Right after this single attack, Richard and Duke turned to face each other, bowed again, shook hands, and parted, the melee drawn to a close right there and then. Richard said that when he parried Duke’s blow, he noted in that instant that should that man succeed in striking him, he would be done for. Duke later revealed that at that moment, he came to the realization that Richard just evaded his most powerful, most agile, and fastest attack, and he would never be able to exceed it.
So the two hardened warriors accepted their opponent as worthy, and came to terms with the fact that none of them could leave this battlefield without irreparable harm.
So they chose non-aggression as a better option. I see this event as a beautiful analogy to the Cold War – two warlike giants, hardened, natural-born fighters, having witnessed each other’s prowess as warriors – concluded that a clash between them will be disastrous for both.

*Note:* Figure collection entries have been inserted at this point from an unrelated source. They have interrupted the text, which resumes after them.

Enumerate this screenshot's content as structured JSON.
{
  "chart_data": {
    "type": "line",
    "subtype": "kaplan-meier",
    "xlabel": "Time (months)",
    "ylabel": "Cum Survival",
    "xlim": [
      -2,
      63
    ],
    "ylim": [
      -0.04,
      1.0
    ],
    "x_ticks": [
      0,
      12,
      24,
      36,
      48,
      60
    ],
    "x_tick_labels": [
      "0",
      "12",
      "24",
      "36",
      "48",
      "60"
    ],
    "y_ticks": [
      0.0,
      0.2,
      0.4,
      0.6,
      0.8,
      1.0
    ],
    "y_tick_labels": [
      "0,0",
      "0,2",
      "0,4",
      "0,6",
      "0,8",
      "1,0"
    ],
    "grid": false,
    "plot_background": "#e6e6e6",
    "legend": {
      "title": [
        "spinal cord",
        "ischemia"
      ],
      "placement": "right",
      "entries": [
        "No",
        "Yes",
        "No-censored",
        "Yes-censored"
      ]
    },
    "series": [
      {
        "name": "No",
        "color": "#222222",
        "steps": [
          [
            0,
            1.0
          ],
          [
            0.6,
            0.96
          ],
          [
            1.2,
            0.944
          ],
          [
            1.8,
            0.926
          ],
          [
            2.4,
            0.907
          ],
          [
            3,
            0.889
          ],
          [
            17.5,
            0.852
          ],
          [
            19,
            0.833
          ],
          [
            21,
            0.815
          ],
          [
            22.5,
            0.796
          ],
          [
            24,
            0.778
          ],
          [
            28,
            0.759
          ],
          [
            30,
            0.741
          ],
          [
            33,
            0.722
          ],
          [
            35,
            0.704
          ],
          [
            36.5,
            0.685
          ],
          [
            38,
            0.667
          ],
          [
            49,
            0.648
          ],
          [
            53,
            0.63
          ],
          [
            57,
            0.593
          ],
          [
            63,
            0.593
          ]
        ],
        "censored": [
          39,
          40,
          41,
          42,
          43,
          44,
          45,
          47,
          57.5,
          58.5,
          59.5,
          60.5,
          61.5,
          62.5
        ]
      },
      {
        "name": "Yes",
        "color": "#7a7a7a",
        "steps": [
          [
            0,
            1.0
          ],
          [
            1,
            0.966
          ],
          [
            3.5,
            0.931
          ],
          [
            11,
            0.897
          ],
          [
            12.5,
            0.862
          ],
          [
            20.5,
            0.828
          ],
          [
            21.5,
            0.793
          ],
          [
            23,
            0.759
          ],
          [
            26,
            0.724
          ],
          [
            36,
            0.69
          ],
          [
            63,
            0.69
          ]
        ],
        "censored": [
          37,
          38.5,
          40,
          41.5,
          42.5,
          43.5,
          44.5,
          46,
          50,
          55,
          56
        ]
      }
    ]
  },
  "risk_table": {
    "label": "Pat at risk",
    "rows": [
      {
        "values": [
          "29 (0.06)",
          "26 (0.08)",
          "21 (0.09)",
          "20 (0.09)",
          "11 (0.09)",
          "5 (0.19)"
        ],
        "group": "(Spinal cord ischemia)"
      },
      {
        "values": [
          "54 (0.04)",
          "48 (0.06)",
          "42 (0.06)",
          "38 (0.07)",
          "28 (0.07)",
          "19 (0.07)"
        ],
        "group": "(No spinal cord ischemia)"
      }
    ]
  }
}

When I heard the story, I immediately thought of similar skirmishes in nature, for example, in stags. Some stags possess exceedingly large horns, and in many occasions, when fighting for mates or territory, conclude their fighting with both parties unharmed (or at least, alive), after coming to the realization that either party will have too much to lose by winning that fight.
So nations, grand masters and stags make their calculations similarly.
The theory collapses when you let madmen who don’t invest a great deal of thinking do the fighting. These are the kind of people who would go headlong into a fight, oblivious to whether they win or lose, but it appears that even the most dedicated warriors (as Richard and Duke obviously are) make rational considerations when they enter a conflict.